Построек на дворе было мало – в отличие от соседей, у которых (я плохо разбираюсь в надворной архитектуре) громоздились целые амбары, иные не меньше самой избы. У Коли же по периметру двора были разбросаны несколько некрашеных дощатых коробочек: по моим представлениям, в такой коробочке могла разместиться только уборная – или курятник. Справа вдоль уличного забора тянулся неширокий длинный навес, сколоченный из неошкуренного горбыля, под которым – мозаикой светлых торцов – до высоты человеческого роста лежали штабелем наколотые дрова. Было очень тихо, только снег, срываясь с края целика на тропу, сухо поскрипывал под ногами. Это было похоже на сказку – добрую, неторопливую, без разбойников и чудовищ – и в то же время немного печальную – сказку. Я вдруг вспомнил картинку детства: расписная избушка, укрытая волнистым сугробом, и перед ней, в малиновых сапогах, расхаживает многоцветный петух… Николай открыл невысокую дверь под живописно сосульчатым козырьком и ступил на порог. Конечно, он просто не знал, что гостя пропустить следует первым.
Я шагнул в полутемную, пахнувшую домашним теплом прихожую – непривычно подумалось: «Сени…» Справа уютно оранжевел прямоугольник открытой двери, в нем ослепительно белела оборчатая занавеска на видимой черно-синей половине окна. Николай щелкнул выключателем – прямоугольник поблек, осветилась маленькая прихожая, завешанная по стенам каким-то длинным и плотным – показалось, тряпьем. Из сеней, кроме открытой, выходили еще две закрытые двери – крашенные когда-то белой, а сейчас матово пожелтевшею краской, в облупившихся стрельчатыми островками наличниках… В комнате справа певуче скрипнула половица – и на пороге появилась невысокая полная женщина лет сорока пяти, с уже расплывающимися, но в молодости, наверное, очень приятными чертами круглого приветливого лица (о котором наши писатели-деревенщики, убежден, написали бы хором: «неяркая северная красота…»).
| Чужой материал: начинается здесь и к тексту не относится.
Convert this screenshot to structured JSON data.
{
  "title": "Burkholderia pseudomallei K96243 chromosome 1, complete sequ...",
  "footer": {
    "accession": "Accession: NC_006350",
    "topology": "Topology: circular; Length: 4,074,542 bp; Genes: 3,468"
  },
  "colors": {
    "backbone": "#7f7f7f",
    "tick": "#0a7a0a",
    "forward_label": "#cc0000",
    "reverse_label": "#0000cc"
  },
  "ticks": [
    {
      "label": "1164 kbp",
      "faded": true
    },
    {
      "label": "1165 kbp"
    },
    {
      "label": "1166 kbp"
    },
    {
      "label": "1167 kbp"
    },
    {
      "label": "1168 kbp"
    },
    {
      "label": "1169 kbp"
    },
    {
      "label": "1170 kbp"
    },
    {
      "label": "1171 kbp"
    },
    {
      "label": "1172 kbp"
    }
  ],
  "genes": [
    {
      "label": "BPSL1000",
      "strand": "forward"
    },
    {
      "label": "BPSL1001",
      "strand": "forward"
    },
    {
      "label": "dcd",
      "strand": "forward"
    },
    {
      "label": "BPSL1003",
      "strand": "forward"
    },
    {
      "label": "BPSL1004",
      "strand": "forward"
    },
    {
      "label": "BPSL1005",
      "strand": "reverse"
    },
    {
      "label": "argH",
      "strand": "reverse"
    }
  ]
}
В сущности, я плохо помню ее лицо – прошло много лет, да и не в том я был возрасте, чтобы внимательно разглядывать и тем более запоминать сорокапятилетних женщин; хорошо помню узел ее прически – стеклянно блестящих, почти бесцветных, как будто прозрачных волос (наверное, это были настоящие белые волосы, рано осветленные сединой), а узел тот запомнился мне потому, что был собран из множества тонких косичек: по-моему, такие узлы я видел у женщин на старых – довоенного времени – фотографиях… Еще я помню ее глаза – глаза, чтобы не нагромождать лишних слов, были святыми: добрыми и усталыми. Николай повернулся ко мне и отступил на шаг – наверное, так в его понимании должно было выглядеть представление.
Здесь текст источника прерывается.